Nueva Delhi no era la India tal y como se la había imaginado, por lo menos la parte donde vivía, con sus anchas avenidas bordeadas de grandes árboles siempre verdes, muchos de ellos en flor. La casa de los Bachchan estaba en Willingdon Crescent, la avenida de los banianos. Los urbanistas ingleses que hicieron de Nueva Delhi una agradable ciudad jardín quisieron que cada avenida tuviese su propia especie. Janpath, la antigua Queen's Way, era la de los nims, esos árboles sagrados conocidos por sus propiedades medicinales; Akbar Road la de los tamarindos; y en Safdarjung Road, donde se encontraba la residencia de Indira Gandhi, había profusión de flamboyanes con un follaje verde y brillante sembrado de flores anaranjadas. El escaso tráfico rodado se componía de ciclistas, carros tirados por burros o camellos, carricoches con el techo anlarillo, motocicletas petardeantes, viejos Ambassador, réplica de los Morris Oxford III de 1956 que se fabricaban bajo licencia en Bengala, todos sorteando las vacas que campaban a sus anchas en medio de la calzada. No era raro toparse con un carro de bueyes y hasta con algún elefante que transportaba mercancías, detenido en un semáforo. Era una ciudad tranquila de tres millones de habitantes, sin grandes almacenes ni centros comerciales, con un solo hotel de lujo en el corazón del barrio diplomático.
Sonia fue recibida con toda la calidez que podía esperarse de una familia india, aunque Rajiv no podía atenderla como hubiera querido porque el 25 de enero iba a examinarse de piloto comercial y tenía que seguir acumulando horas de vuelo y estudiar. Pero sus primos y amigos, y hasta Indira Gandhi, se volcaron para que su estancia fuese lo más agradable posible. Aunque dormía en casa de los Bachchan, pasaba gran parte de la mañana en casa de su prometido. En aquella época, la primera ministra vivía sin apenas medidas de seguridad. Recibía a la gente todas las mañanas a las puertas de su casa con la simple presencia de un guardia. Sus hijos tampoco tenían escolta, excepto en ciertos eventos considerados arriesgados.

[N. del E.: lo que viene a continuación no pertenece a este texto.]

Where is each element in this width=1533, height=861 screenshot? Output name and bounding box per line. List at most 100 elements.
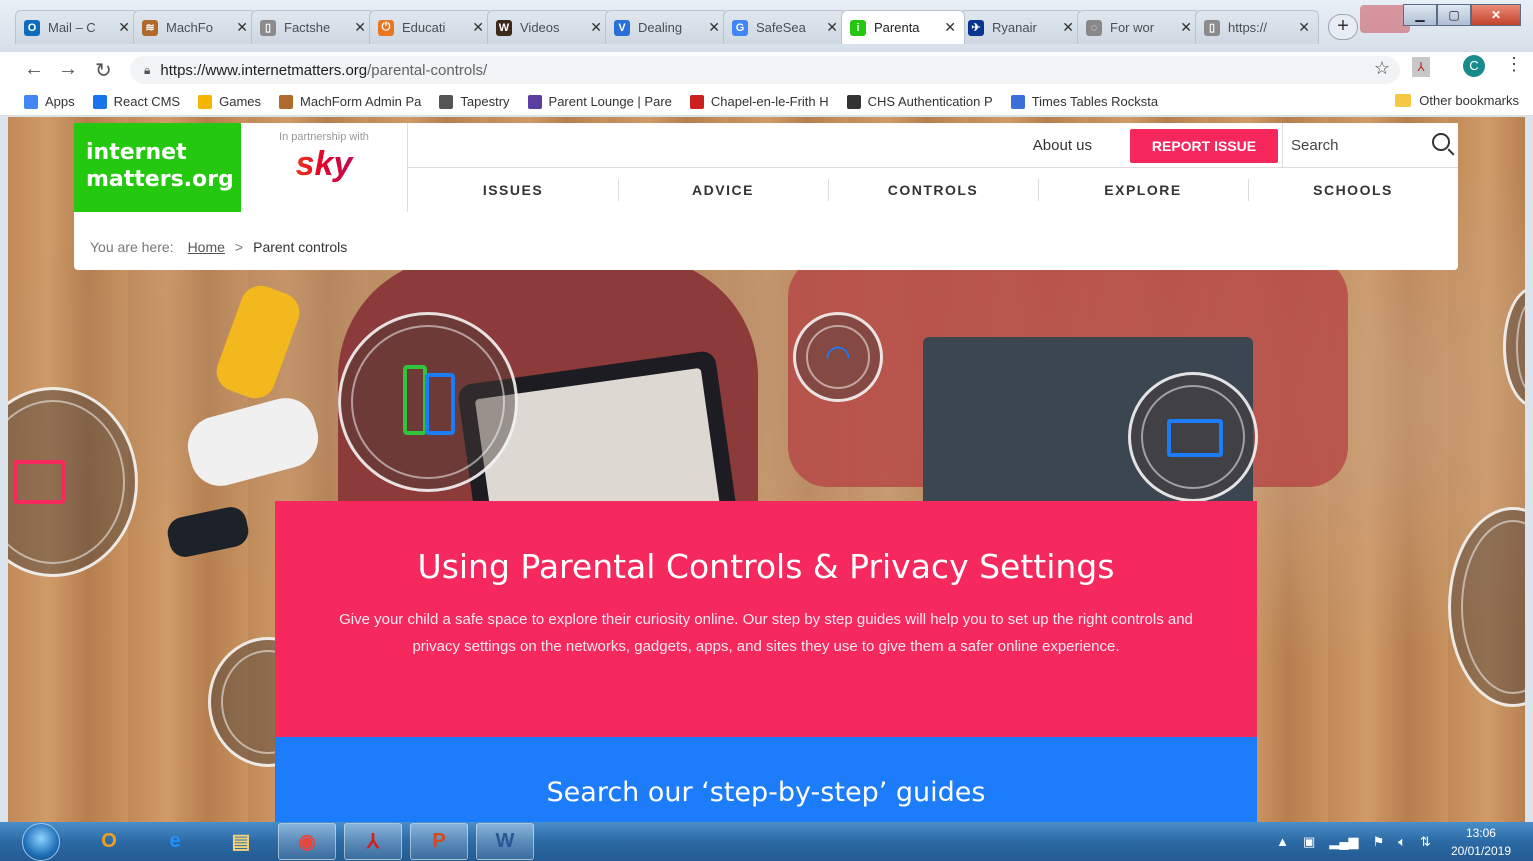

Amigos y familiares se turnaron para enseñarle a Sonia la ciudad, llena de parques y jardines, de monumentos antiguos y de edificios soberbios que habían sido levantados por los ingleses cuando en 1912 habían decidido cambiar la capital de Calcuta a Delhi. Trazaron una ciudad nueva en la que plantaron miles de árboles. Desde tiempos inmemoriales, la vegetación había sido la obsesión de los gobernantes de Delhi. Algunos jardines decoraban mausoleos y tumbas con la idea de que los muertos se sintiesen felices y en paz, otros habían sido concebidos como actos de caridad para el pueblo, y otros los habían hecho los reyes para uso y disfrute propio. A Rajiv le gustaba especialmente pasear por los jardines de Lodh al atardecer, con sus estanques y sus hileras de palmeras gigantescas que rodean la tumba de Mohamlned Shah, un precioso monumento de estilo indomogol que conservaba restos del alicatado turquesa y de la caligrafía original que lo ornamentaban. Era un lugar popular donde las parejas de enamorados podían disfrutar de un momento de tranquilidad y de cierta privacidad. En su moto Lambretta le mostró también la Nueva Delhi imperial, y las vistas espectaculares que los arquitectos británicos habían concebido para impresionar e intimidar a la población local. La que admiró Sonia desde el arco de triunfo de la Puerta de la India, donde arde una llama eterna en memoria de los soldados indios muertos en las dos guerras mundiales, era grandiosa. Como lo era el imponente edificio de South Block, mezcla de estilo mogol y neoclásico donde, del otro lado de la fachada decorada con bajorrelieves de flores de loto y elefantes, se encontraba la oficina de Indira Gandhi, y sobre todo el Palacio de la Presidencia de la República, otrora el palacio del virrey británico, un elegante edificio de arenisca beige y roja coronado por una vasta cúpula de cobre, de exquisitas proporciones y considerado por muchos como uno de los edificios más bellos del siglo xx.